The reason was as simple as it was shocking: Fear. I was told parents had been warning their children to come straight home without seeing friends. The empty playground next to the community youth centre — almost spotless from under-use — was an unhappy reminder of the damage crime does to Londoners’ lives.

It is no wonder locals are so fearful when, since the start of the year, two young people have been stabbed to death within 15 minutes’ walk of the estate.

I became increasingly appalled and angry as I spoke to residents who were working as hard as they could to improve things. They are fizzing with great practical ideas. Despite all the estate’s problems, the council have still failed to provide the most basic things to make people feel safe such as CCTV or even proper lighting in some of the estate’s darkest and most intimidating corners. There has been no shortage of “engagement”, “consultation” and “we understand your pain” exercises, but precious little action.

One of the organisers told me that they had not seen a police officer on the estate for over three years except in the aftermath of a murder. To add insult to injury, on that occasion the police asked locals to show them the CCTV footage, which of course did not exist.

I have spent a long career in the property business and recently I have been exploring what can be done to improve the quality and number of homes for people on lower incomes. Whenever I visit an estate, it is impossible to miss the connections between badly managed housing and the crime which so often overshadows people’s daily lives.
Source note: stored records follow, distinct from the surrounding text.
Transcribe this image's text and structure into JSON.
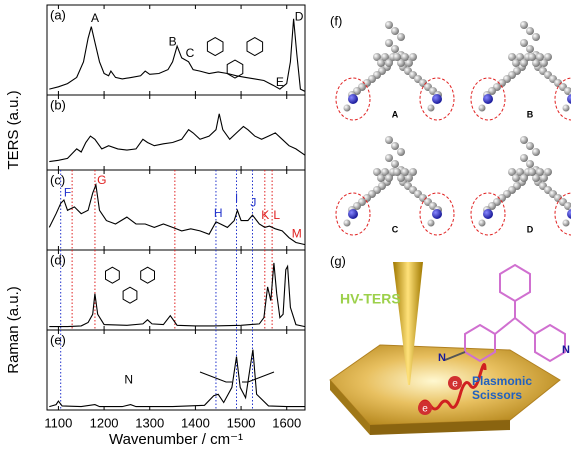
{
  "chart_data": [
    {
      "type": "line",
      "label": "(a)",
      "color": "#000",
      "xlim": [
        1075,
        1640
      ],
      "ylim": [
        0,
        1.05
      ],
      "ylabel": "TERS (a.u.)",
      "x": [
        1080,
        1100,
        1120,
        1140,
        1155,
        1165,
        1172,
        1180,
        1190,
        1200,
        1210,
        1215,
        1225,
        1240,
        1260,
        1280,
        1290,
        1300,
        1320,
        1340,
        1350,
        1360,
        1370,
        1385,
        1395,
        1410,
        1430,
        1450,
        1470,
        1490,
        1510,
        1530,
        1550,
        1570,
        1585,
        1600,
        1608,
        1615,
        1622,
        1630,
        1640
      ],
      "values": [
        0.05,
        0.08,
        0.12,
        0.2,
        0.4,
        0.7,
        0.85,
        0.65,
        0.4,
        0.25,
        0.22,
        0.28,
        0.2,
        0.18,
        0.2,
        0.22,
        0.28,
        0.24,
        0.25,
        0.3,
        0.4,
        0.6,
        0.45,
        0.4,
        0.3,
        0.28,
        0.25,
        0.27,
        0.25,
        0.22,
        0.2,
        0.18,
        0.16,
        0.1,
        0.05,
        0.12,
        0.4,
        0.95,
        0.5,
        0.05,
        0.02
      ],
      "annotations": [
        {
          "text": "A",
          "x": 1180,
          "y": 0.95,
          "color": "#000"
        },
        {
          "text": "B",
          "x": 1350,
          "y": 0.65,
          "color": "#000"
        },
        {
          "text": "C",
          "x": 1388,
          "y": 0.5,
          "color": "#000"
        },
        {
          "text": "D",
          "x": 1627,
          "y": 0.97,
          "color": "#000"
        },
        {
          "text": "E",
          "x": 1585,
          "y": 0.13,
          "color": "#000"
        }
      ]
    },
    {
      "type": "line",
      "label": "(b)",
      "color": "#000",
      "xlim": [
        1075,
        1640
      ],
      "ylim": [
        0,
        1.05
      ],
      "x": [
        1080,
        1100,
        1120,
        1140,
        1150,
        1160,
        1170,
        1180,
        1195,
        1210,
        1230,
        1250,
        1270,
        1285,
        1295,
        1310,
        1330,
        1350,
        1370,
        1385,
        1395,
        1410,
        1430,
        1445,
        1452,
        1460,
        1475,
        1490,
        1505,
        1515,
        1530,
        1545,
        1560,
        1575,
        1590,
        1605,
        1620,
        1640
      ],
      "values": [
        0.1,
        0.12,
        0.15,
        0.3,
        0.25,
        0.4,
        0.5,
        0.45,
        0.3,
        0.35,
        0.3,
        0.28,
        0.3,
        0.45,
        0.4,
        0.35,
        0.38,
        0.4,
        0.45,
        0.6,
        0.55,
        0.45,
        0.5,
        0.6,
        0.85,
        0.6,
        0.45,
        0.55,
        0.65,
        0.6,
        0.5,
        0.45,
        0.5,
        0.55,
        0.45,
        0.35,
        0.3,
        0.2
      ]
    },
    {
      "type": "line",
      "label": "(c)",
      "color": "#000",
      "xlim": [
        1075,
        1640
      ],
      "ylim": [
        0,
        1.05
      ],
      "x": [
        1080,
        1095,
        1105,
        1112,
        1120,
        1135,
        1150,
        1165,
        1175,
        1182,
        1190,
        1205,
        1225,
        1250,
        1270,
        1290,
        1310,
        1330,
        1350,
        1370,
        1390,
        1410,
        1430,
        1445,
        1455,
        1470,
        1485,
        1492,
        1500,
        1515,
        1525,
        1540,
        1552,
        1562,
        1575,
        1590,
        1605,
        1620,
        1640
      ],
      "values": [
        0.3,
        0.5,
        0.65,
        0.7,
        0.55,
        0.6,
        0.5,
        0.55,
        0.8,
        0.92,
        0.55,
        0.4,
        0.35,
        0.45,
        0.35,
        0.35,
        0.3,
        0.35,
        0.3,
        0.25,
        0.28,
        0.25,
        0.2,
        0.38,
        0.35,
        0.3,
        0.4,
        0.55,
        0.4,
        0.4,
        0.48,
        0.35,
        0.3,
        0.32,
        0.28,
        0.25,
        0.15,
        0.08,
        0.05
      ],
      "annotations": [
        {
          "text": "F",
          "x": 1120,
          "y": 0.8,
          "color": "#2233cc"
        },
        {
          "text": "G",
          "x": 1195,
          "y": 0.98,
          "color": "#e02020"
        },
        {
          "text": "H",
          "x": 1450,
          "y": 0.5,
          "color": "#2233cc"
        },
        {
          "text": "I",
          "x": 1490,
          "y": 0.72,
          "color": "#2233cc"
        },
        {
          "text": "J",
          "x": 1527,
          "y": 0.65,
          "color": "#2233cc"
        },
        {
          "text": "K",
          "x": 1553,
          "y": 0.47,
          "color": "#e02020"
        },
        {
          "text": "L",
          "x": 1578,
          "y": 0.47,
          "color": "#e02020"
        },
        {
          "text": "M",
          "x": 1622,
          "y": 0.2,
          "color": "#e02020"
        }
      ],
      "markers": [
        {
          "x": 1105,
          "color": "#2233cc"
        },
        {
          "x": 1130,
          "color": "#e02020"
        },
        {
          "x": 1180,
          "color": "#e02020"
        },
        {
          "x": 1355,
          "color": "#e02020"
        },
        {
          "x": 1445,
          "color": "#2233cc"
        },
        {
          "x": 1490,
          "color": "#2233cc"
        },
        {
          "x": 1525,
          "color": "#2233cc"
        },
        {
          "x": 1552,
          "color": "#e02020"
        },
        {
          "x": 1568,
          "color": "#e02020"
        }
      ]
    },
    {
      "type": "line",
      "label": "(d)",
      "color": "#000",
      "xlim": [
        1075,
        1640
      ],
      "ylim": [
        0,
        1.05
      ],
      "ylabel": "Raman (a.u.)",
      "x": [
        1080,
        1120,
        1150,
        1165,
        1175,
        1180,
        1186,
        1200,
        1250,
        1285,
        1295,
        1305,
        1330,
        1345,
        1360,
        1400,
        1440,
        1500,
        1540,
        1550,
        1558,
        1565,
        1572,
        1578,
        1585,
        1592,
        1598,
        1602,
        1608,
        1620,
        1640
      ],
      "values": [
        0.02,
        0.02,
        0.03,
        0.08,
        0.2,
        0.5,
        0.2,
        0.05,
        0.04,
        0.06,
        0.12,
        0.06,
        0.05,
        0.18,
        0.04,
        0.03,
        0.03,
        0.04,
        0.06,
        0.15,
        0.6,
        0.4,
        0.95,
        0.5,
        0.15,
        0.2,
        0.85,
        0.9,
        0.3,
        0.05,
        0.02
      ],
      "markers": [
        {
          "x": 1105,
          "color": "#2233cc"
        },
        {
          "x": 1130,
          "color": "#e02020"
        },
        {
          "x": 1180,
          "color": "#e02020"
        },
        {
          "x": 1355,
          "color": "#e02020"
        },
        {
          "x": 1445,
          "color": "#2233cc"
        },
        {
          "x": 1490,
          "color": "#2233cc"
        },
        {
          "x": 1525,
          "color": "#2233cc"
        },
        {
          "x": 1552,
          "color": "#e02020"
        },
        {
          "x": 1568,
          "color": "#e02020"
        }
      ]
    },
    {
      "type": "line",
      "label": "(e)",
      "color": "#000",
      "xlim": [
        1075,
        1640
      ],
      "ylim": [
        0,
        1.05
      ],
      "xlabel": "Wavenumber / cm⁻¹",
      "xticks": [
        1100,
        1200,
        1300,
        1400,
        1500,
        1600
      ],
      "x": [
        1080,
        1095,
        1100,
        1108,
        1150,
        1180,
        1190,
        1240,
        1258,
        1270,
        1350,
        1420,
        1440,
        1450,
        1462,
        1480,
        1490,
        1498,
        1510,
        1520,
        1526,
        1534,
        1560,
        1600,
        1640
      ],
      "values": [
        0.02,
        0.05,
        0.1,
        0.03,
        0.02,
        0.05,
        0.02,
        0.02,
        0.05,
        0.02,
        0.02,
        0.04,
        0.18,
        0.2,
        0.08,
        0.3,
        0.75,
        0.3,
        0.15,
        0.6,
        0.85,
        0.2,
        0.03,
        0.02,
        0.02
      ],
      "annotations": [
        {
          "text": "N",
          "x": 1254,
          "y": 0.4,
          "color": "#000"
        }
      ],
      "markers": [
        {
          "x": 1105,
          "color": "#2233cc"
        },
        {
          "x": 1445,
          "color": "#2233cc"
        },
        {
          "x": 1490,
          "color": "#2233cc"
        },
        {
          "x": 1525,
          "color": "#2233cc"
        }
      ]
    }
  ],
  "figure_f": {
    "label": "(f)",
    "panels": [
      "A",
      "B",
      "C",
      "D"
    ]
  },
  "figure_g": {
    "label": "(g)",
    "tip_label": "HV-TERS",
    "scissors_label": "Plasmonic Scissors",
    "electrons": [
      "e",
      "e"
    ],
    "amines": [
      "N",
      "N"
    ]
  }
}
The residents of those estates include many of the least well off in society and they are also the people with the least power to change things for the better where they live.

They are the ones who are most often hit by events such as the outburst of shootings and stabbings across London and beyond that took place over the Bank Holiday weekend. This included the murder of 17-year-old Rhyhiem Ainsworth Barton, shot dead in Southwark. He was the latest of nearly 40 teenagers in the capital to be killed with guns or knives since the start of 2017.

I find it frustrating whenever these awful events take place always to hear Sadiq Khan’s mantra of blaming cutbacks for the ruined lives and bereaved families across our capital city.

He should be showing leadership, imagination, and a sense of urgency. But when he was interviewed on the Today programme on Tuesday, the mayor launched straight into a political attack on government spending.

He then went on to talk about a strategy and a taskforce, which unfortunately are far too often substitutes for action in the public sector.

Of course, the police need enough resources, but as the Conservatives showed when Boris Johnson was Mayor, the key is to focus relentlessly on results and efficiency, freeing officers to get out on patrol.

It is not acceptable that people living in high-crime areas never see a bobby on the beat. This makes the estates they live frightening places and demeans all of us. But we should not be tempted to blame the small number of police who are out on the ground.

Fighting and deterring crime have to be coupled with long-term work to improve the opportunities available to young people. There also needs to be far greater concentration than we are currently seeing on understanding what is driving the drugs culture in our big cities, which appears to be almost entirely responsible for the growth in gang violence.

This is up to the whole of society, not just the people who live on the estates and streets blighted by violent crime.

But the need for long-term strategies cannot be used as a substitute for some of the real practical action that can be taken today. Some of that is about police work – getting far more officers out on the street. Other things can be done right now at relatively low cost include installing CCTV and decent lighting.

Community and youth centres staffed voluntarily by dedicated local people are the beating hearts of healthy estates and providing them should also be a priority. Conservatives need to accept their share of the blame where spending cuts have led to the loss of youth centres. This is one area where I believe the London mayor is right.

Rhyhiem’s mother Pretana Morgan said after his death: “Please let my son be the last”. I hope that with a radical change of approach in City Hall and less petty party politics on all sides we can all do our best to fulfill her wish.